For years, this troubled me – I’d gaze down at my hand and remember the shining sapphire engagement ring I’d once dreamed might be mine. But life got busy very quickly – within a year we had a baby, then another and another. I still wore my ring, but it often had bits of dried baby spit-up on it, like the rest of me. I no longer expected it to glow, to light up my room. It became part of the landscape. After a while, I hardly noticed it any more.

Until years later, a dear old college friend came to visit. She had a high-level corporate job now, and looked the part -- incredibly put-together, with gorgeous clothes and jewelry. For the first time in years, I looked at my appearance critically. As we chatted away, I told her what I’d never said before: that I’d never gotten used to my engagement ring, that it still rankled me, that I’d love to change how it looked. I gazed at my friend’s tasteful, classic jewelry and longed for a moment to be so elegant too.

“Oh really?” she asked mildly. “I’ve heard that women who change their engagement rings for something nicer have a higher divorce rate.”

Among those who’d said they were willing to change their rings, a staggering 81% were divorced!

Turns out my friend was right. In 1988, Diamond Cutters International conducted a poll, asking brides whether they would consider “trading up” their engagement ring diamonds for bigger gems once they were married. Fifteen years later, those answering no had a divorce rate of 22%, while among those who’d said they were willing to change their rings, a staggering 81% were divorced!

In a flash, a line from the Ethics of the Fathers came to me: “Who is rich? One who is happy with his lot” (4:1). I needed to start appreciating my ring. I glanced at it again. For the first time I thought of it not with disappointment but gratitude: the ring my husband designed, the expensive, personal gift he gave me, this token of his love. I looked at my ring, abashed. I’d lived with it so many years, barely appreciating it, and at that moment I decided to make the decision to love it.

It might not have been the ideal ring I dreamed of years before, but it’s the ring I’m wearing in the pictures when I’m holding my new babies. It’s the ring I’m wearing in photos from vacations through the years, from photos of my birthdays, school plays, anniversary dinners, my son’s bar mitzvah.
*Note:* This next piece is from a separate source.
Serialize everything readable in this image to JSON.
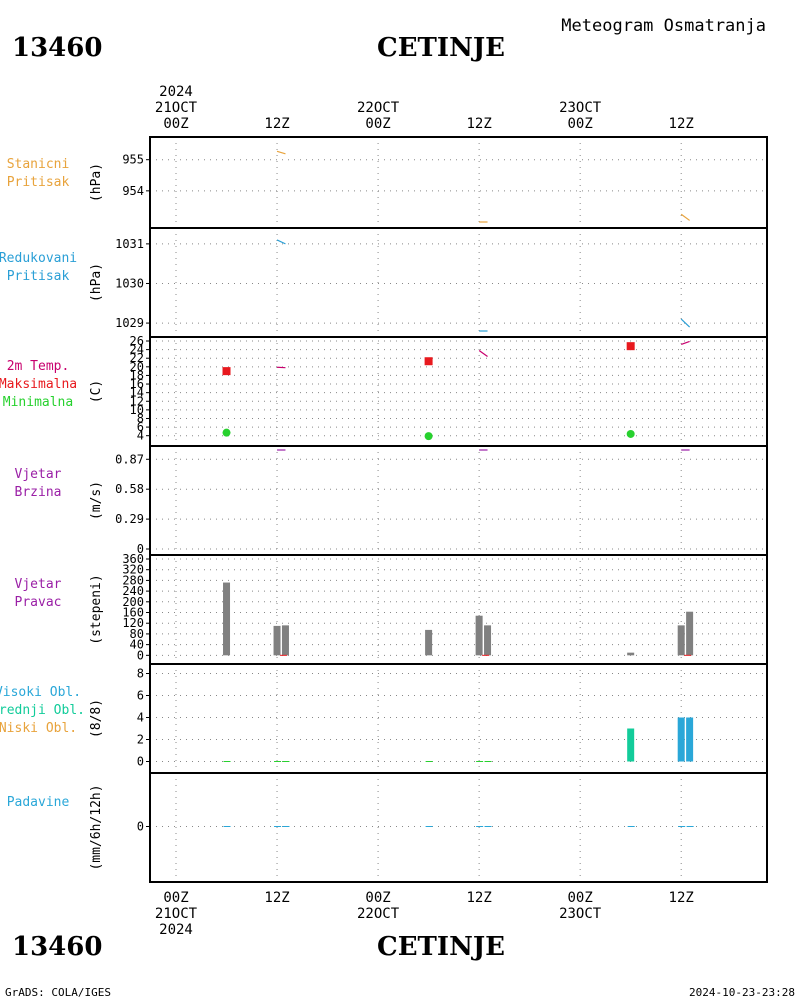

It’s the ring I wore while I was in the hospital with my husband when he had surgery; it’s the ring that was on my finger as I took my father to doctors’ appointments. This ring, I realized, has become part of me. And I actually started appreciating its unique style. Most of all, I now see my ring as something more than another piece of jewelry. It embodies my husband’s passion and hard work and sparkles with his sweetness and love. It is truly something beautiful.